The class action case with no class remedies for the plaintiff pool seems somehow a case in point.  Lacking actual skin in the game, the attorneys allowed themselves to create a remedy in which their own interests and the interests of the counterparty were protected and funded, but their actual clients got nothing.  While we cannot know the psychology of the attorneys, it would seem that the disconnection between them and their client allowed them to reach a settlement where they got millions, a foundation set up by counterparties got millions and their clients got not a dime.  These lawyers had, it seems, no real skin in the game at risk, and now look at what happened.

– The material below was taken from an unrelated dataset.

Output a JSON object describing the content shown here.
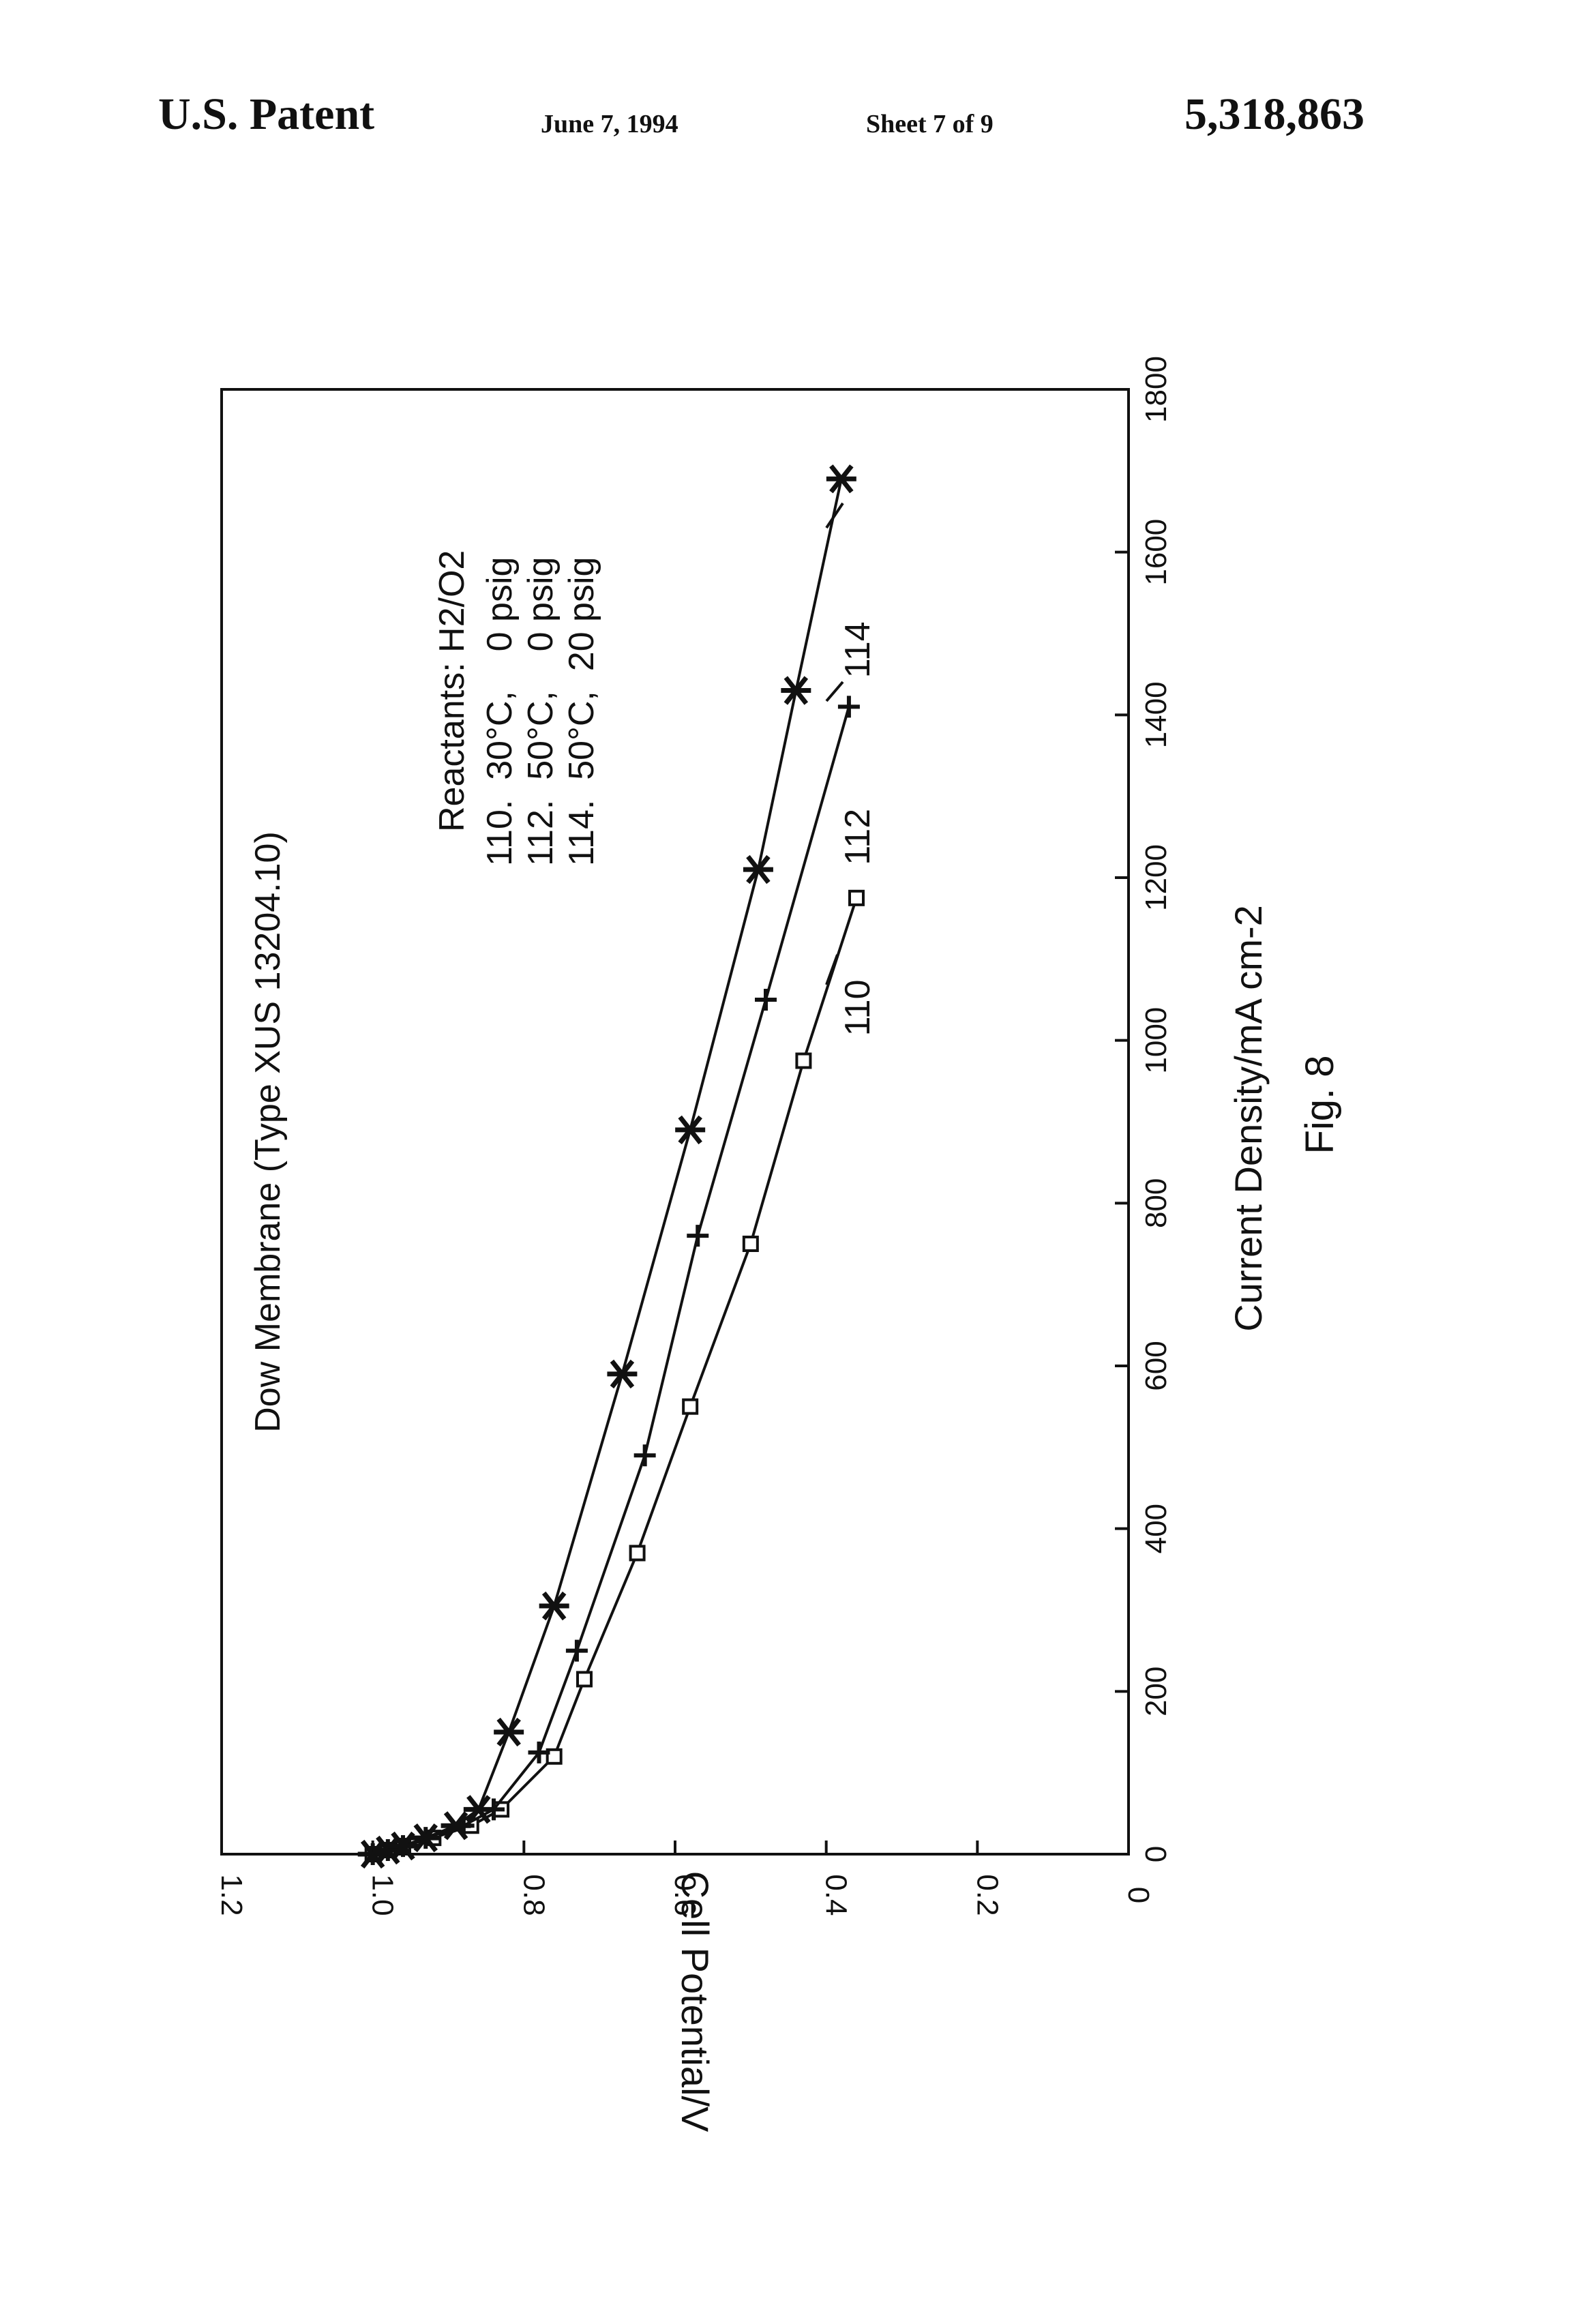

In criminal defense and family law matters, contingent fees are prohibited; in the former case the fear of defendants pleading guilty when innocent in order to avoid legal fees justifies the prohibition whereas in the latter case the public policy in favor of reconciliation works against the attorney’s motivation for fees from a successful contested property split.  Interestingly, there are post-trial remedies to prevent some forms of attorney misfeasance that don’t exist in, say, car accident or contract disputes.  In criminal cases, habeas corpus, post-conviction relief for ineffective assistance of counsel and coram nobis relief may provide the court some ability, however painfully limited, to review the reasonableness of a sentence or confinement or the effectiveness of legal counsel.  In divorce cases, courts maintain continued jurisdiction over minor children, child support and alimony.  Malpractice actions against attorneys, of course, also put attorney skin in the game to some extent both in contingent fee-permissible cases and in those when contingent fees are prohibited.  The risk of wasting client money, however, is not addressed either by post-conviction relief, motions to modify or malpractice suits; at most there are fee arbitration committees, straight contract/unjust enrichment actions at law and in extreme cases disciplinary actions in some states for patently unreasonable fees.

In sum, the principle of “skin in the game” is easier to enforce when the definition of the “game” is simpler, purely financial and does not implicate major non-financial paramount equities.  Since law often deals with complex desired remedies involving non-financial concerns, the contingent fee is in some cases unnecessary, insufficient or outright contraindicated as a way to make sure that attorneys have “skin in the game” in the effects of their good or bad professional judgments, practices or decisions.